We sat in a circle, the fire burned where it stood in our midst and Baba took over the night…

“The Earth and all things therein is a mystery my children…” he begun, “…our ancestors regarded the Earth as a ‘Futu dia n’kisi diakanga Kalunga mu diambu dia moyo’, that is to say; ‘a parcel of medicine tied up by Kalunga for life on Earth’. We believed and still hold on to the belief that the Earth is not a dead pile of sand and stones, it is a living entity and once care and respect are not accorded her anymore, she will die off like any other living entity…”

“…According to the teachings of your Bantu-Kongo ancestry, the Earth as a Futu means she is a container of the secret mysteries of life. She is the holder of that energy called life. Everything mankind needs to make life and living worthwhile is contained in the Earth. There is no known disease be it physical or mental that the Earth does not hold a cure for, her gifts are made accessible to those who offer their sacrifices of kindness and reverence when dealing with her. The Futu can also refer to a pouch that usually contained sacred objects of its owner, this was conferred on their recipients by the scholars of your ancient Bantu-Kongo mystical schools. Your great grandfather always told me that; ‘the Earth is your mother, so make sure you pamper her…’”

“…I have heard you say among yourselves that such and such plant wields medicinal value of such and such potency and so forth, teachings from your ancient Bantu-Kongo heritage however did not indicate plants as sole carriers of nutritional and/or medicinal value.

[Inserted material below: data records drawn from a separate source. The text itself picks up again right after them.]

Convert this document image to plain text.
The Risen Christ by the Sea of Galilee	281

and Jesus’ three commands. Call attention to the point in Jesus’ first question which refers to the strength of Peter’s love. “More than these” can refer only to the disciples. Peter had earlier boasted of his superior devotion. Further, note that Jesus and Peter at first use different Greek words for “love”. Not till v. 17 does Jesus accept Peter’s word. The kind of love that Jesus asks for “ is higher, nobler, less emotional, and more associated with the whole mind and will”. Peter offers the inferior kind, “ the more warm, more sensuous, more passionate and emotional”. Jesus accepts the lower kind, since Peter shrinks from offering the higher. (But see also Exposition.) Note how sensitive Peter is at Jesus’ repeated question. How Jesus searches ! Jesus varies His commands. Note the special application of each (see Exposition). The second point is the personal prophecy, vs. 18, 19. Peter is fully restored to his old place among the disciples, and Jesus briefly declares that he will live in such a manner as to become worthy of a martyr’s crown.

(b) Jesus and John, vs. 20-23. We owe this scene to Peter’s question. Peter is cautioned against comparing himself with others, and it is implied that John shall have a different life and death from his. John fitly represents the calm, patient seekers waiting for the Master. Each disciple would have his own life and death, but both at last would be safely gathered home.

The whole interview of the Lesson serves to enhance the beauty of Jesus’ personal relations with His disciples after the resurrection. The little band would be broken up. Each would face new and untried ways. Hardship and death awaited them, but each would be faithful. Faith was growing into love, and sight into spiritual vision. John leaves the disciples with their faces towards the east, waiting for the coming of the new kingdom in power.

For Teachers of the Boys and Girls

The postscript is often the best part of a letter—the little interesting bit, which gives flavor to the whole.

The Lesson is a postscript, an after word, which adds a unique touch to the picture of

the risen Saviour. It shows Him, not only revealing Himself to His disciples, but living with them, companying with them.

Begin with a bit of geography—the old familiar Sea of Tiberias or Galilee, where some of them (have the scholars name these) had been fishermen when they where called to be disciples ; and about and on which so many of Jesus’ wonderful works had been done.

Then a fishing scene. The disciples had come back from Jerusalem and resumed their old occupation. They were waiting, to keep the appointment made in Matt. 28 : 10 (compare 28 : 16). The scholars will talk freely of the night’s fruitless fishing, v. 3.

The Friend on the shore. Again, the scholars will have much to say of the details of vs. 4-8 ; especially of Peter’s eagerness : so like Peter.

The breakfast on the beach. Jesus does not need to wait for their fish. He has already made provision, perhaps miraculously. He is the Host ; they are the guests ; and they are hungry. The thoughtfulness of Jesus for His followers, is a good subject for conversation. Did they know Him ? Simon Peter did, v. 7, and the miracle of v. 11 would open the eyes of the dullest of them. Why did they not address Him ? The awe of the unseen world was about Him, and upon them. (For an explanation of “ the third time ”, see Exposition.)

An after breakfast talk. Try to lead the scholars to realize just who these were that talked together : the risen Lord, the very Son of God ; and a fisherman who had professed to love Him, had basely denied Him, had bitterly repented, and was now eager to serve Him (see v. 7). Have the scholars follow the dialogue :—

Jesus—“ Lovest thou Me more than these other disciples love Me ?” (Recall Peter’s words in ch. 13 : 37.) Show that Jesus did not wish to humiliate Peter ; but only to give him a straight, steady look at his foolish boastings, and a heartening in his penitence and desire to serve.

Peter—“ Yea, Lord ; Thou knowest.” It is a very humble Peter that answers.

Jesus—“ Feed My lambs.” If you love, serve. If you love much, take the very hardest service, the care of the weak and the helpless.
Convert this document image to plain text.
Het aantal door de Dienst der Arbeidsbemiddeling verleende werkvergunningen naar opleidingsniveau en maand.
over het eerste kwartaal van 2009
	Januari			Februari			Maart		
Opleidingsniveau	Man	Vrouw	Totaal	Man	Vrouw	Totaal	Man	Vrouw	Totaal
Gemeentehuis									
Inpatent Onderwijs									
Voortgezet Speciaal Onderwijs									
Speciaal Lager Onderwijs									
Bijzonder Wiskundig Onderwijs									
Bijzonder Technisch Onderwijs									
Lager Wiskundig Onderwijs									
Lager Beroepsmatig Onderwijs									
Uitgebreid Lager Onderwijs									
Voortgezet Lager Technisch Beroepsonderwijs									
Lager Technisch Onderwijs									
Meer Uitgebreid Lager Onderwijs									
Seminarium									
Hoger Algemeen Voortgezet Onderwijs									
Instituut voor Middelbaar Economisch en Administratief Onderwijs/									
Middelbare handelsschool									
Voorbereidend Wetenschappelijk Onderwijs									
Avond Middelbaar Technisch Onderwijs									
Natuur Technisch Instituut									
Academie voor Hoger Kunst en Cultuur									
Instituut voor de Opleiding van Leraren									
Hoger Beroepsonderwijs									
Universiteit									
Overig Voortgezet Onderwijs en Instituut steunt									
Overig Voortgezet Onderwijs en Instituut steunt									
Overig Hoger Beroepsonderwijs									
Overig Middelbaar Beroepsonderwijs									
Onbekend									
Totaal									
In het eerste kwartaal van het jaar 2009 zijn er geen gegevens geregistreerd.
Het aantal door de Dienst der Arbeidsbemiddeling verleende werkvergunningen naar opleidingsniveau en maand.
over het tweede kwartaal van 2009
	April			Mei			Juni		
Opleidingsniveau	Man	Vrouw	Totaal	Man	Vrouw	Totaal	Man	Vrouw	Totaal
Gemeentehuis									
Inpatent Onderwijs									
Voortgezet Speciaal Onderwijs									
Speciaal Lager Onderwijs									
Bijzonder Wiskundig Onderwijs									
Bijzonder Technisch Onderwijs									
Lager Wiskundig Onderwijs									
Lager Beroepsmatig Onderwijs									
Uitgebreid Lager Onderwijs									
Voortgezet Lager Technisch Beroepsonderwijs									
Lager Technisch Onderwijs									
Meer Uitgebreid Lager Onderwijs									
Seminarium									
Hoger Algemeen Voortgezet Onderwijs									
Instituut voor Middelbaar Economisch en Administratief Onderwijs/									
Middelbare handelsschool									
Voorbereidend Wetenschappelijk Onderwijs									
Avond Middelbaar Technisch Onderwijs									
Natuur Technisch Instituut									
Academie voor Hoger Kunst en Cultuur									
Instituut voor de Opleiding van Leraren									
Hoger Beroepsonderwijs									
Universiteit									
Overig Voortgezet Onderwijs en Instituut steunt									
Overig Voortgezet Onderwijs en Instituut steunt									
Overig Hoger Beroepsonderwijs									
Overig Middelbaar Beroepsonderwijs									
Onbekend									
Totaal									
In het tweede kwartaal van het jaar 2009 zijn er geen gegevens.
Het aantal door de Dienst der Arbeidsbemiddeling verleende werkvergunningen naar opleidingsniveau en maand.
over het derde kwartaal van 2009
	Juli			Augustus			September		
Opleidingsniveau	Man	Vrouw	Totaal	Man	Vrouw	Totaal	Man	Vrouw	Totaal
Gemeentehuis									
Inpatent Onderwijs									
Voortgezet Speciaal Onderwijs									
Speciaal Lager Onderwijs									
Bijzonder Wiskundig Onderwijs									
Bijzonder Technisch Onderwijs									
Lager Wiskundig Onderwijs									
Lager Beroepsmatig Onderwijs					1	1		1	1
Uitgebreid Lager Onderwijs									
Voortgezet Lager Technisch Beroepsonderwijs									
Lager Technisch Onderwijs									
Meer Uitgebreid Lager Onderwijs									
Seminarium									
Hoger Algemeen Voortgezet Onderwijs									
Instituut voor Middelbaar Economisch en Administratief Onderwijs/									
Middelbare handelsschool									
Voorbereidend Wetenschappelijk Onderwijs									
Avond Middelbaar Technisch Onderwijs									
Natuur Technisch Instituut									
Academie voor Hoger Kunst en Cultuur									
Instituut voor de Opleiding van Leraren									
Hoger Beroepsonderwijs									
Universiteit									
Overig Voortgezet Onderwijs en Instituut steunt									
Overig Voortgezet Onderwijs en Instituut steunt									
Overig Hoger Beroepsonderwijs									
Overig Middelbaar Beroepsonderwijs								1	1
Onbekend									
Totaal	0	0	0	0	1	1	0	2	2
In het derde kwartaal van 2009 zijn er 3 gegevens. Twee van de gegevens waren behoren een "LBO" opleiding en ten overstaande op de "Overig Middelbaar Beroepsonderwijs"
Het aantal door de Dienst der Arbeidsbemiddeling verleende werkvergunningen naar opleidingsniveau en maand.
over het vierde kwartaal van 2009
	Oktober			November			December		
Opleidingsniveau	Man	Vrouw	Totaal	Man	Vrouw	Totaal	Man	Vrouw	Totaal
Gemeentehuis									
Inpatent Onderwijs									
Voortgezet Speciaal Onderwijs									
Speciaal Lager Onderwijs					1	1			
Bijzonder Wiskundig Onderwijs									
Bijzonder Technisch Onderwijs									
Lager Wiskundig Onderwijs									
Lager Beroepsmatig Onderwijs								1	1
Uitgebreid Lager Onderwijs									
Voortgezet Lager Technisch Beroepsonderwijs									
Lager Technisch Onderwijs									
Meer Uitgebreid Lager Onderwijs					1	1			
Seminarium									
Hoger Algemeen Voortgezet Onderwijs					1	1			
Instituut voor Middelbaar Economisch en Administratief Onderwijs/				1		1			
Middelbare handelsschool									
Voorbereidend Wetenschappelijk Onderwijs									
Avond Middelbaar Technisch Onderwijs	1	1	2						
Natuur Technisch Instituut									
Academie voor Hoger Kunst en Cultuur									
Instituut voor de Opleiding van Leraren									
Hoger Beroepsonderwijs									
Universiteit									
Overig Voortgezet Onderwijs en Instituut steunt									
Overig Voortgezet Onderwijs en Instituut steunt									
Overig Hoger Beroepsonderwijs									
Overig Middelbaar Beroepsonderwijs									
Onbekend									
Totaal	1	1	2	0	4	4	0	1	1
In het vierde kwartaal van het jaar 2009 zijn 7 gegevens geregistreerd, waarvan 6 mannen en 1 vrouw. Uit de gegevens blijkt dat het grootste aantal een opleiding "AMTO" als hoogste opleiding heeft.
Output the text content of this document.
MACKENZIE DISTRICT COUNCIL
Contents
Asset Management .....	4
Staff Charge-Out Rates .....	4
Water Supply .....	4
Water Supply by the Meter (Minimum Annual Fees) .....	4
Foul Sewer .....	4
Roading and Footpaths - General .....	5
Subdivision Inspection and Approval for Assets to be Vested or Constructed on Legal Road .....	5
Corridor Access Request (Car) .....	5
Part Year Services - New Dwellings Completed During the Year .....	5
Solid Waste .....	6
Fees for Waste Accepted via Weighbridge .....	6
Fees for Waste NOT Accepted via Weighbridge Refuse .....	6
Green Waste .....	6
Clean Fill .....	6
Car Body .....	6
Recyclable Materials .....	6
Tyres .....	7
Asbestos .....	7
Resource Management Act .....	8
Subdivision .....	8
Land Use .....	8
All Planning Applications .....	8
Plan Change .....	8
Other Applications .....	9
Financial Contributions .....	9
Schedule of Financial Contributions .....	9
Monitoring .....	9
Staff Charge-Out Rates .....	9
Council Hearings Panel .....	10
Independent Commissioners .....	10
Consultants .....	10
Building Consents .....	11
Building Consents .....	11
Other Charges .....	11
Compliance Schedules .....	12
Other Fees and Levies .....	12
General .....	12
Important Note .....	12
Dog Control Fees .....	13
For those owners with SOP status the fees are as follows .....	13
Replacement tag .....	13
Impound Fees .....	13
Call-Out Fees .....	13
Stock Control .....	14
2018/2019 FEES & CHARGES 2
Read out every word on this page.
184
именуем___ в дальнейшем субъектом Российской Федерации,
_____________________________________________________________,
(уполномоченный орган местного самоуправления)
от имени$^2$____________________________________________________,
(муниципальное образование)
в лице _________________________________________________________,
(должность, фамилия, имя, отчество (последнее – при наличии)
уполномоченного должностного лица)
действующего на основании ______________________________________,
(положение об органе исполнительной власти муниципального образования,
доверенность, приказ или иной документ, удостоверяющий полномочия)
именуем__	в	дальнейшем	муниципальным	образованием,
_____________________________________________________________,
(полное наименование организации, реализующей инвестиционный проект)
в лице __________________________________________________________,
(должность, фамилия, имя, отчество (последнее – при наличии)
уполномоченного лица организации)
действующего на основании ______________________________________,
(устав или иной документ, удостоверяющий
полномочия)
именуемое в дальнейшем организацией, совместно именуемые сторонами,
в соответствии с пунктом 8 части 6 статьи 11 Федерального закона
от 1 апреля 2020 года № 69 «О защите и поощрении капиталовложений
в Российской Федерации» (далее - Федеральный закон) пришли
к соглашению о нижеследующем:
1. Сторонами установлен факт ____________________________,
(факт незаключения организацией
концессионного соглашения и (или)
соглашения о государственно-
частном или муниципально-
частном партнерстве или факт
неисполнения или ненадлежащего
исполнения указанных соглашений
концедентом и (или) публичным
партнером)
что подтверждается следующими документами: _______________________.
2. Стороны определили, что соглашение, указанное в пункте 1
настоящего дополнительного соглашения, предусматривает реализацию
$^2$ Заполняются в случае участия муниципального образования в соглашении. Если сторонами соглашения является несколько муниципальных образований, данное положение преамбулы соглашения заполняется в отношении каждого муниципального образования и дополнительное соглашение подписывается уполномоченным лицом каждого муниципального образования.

Plants according to your ancestral heritage are pipes used by Kalunga to draw specific ‘goodies’ from the mysteries of the Earth. Each plant bears a structural configuration that enables it to take from the Futu called Earth only that which Kalunga has purposed for the plant in question to draw from it…”. This is the point where I interrupted Baba to inquire who ‘Kalunga’ is.

“…Kalunga my son is the absolute, the source from whose bosom all life emerged. Kalunga is also a mystery, but the source of all mysteries…”

“…Since you are all keen on also knowing why I treat my work with high degrees of respect and dedication, I will close the curtains on the night by sharing with you another insight from your great grandfather. He said; ‘when you forcibly open a Futu that does not belong to you, you put yourself at risk of incurring the wrath of the mysteries contained within.’ And so I am not one who is interested in tasting of that wrath, for farming is a sacred act of assisting the creator in drawing to the surface, mysteries contained in the Futu, such that the hands that decide to co-work with Kalunga the creator must do it respectfully, in humility and with dedication…”

Baba respectfully thanked us for our attention as he rose in dignity and poise to take leave of us to play beneath the grace of the full moon, and most certainly debate amongst ourselves on all that we have heard, for how else could we have increased in understanding?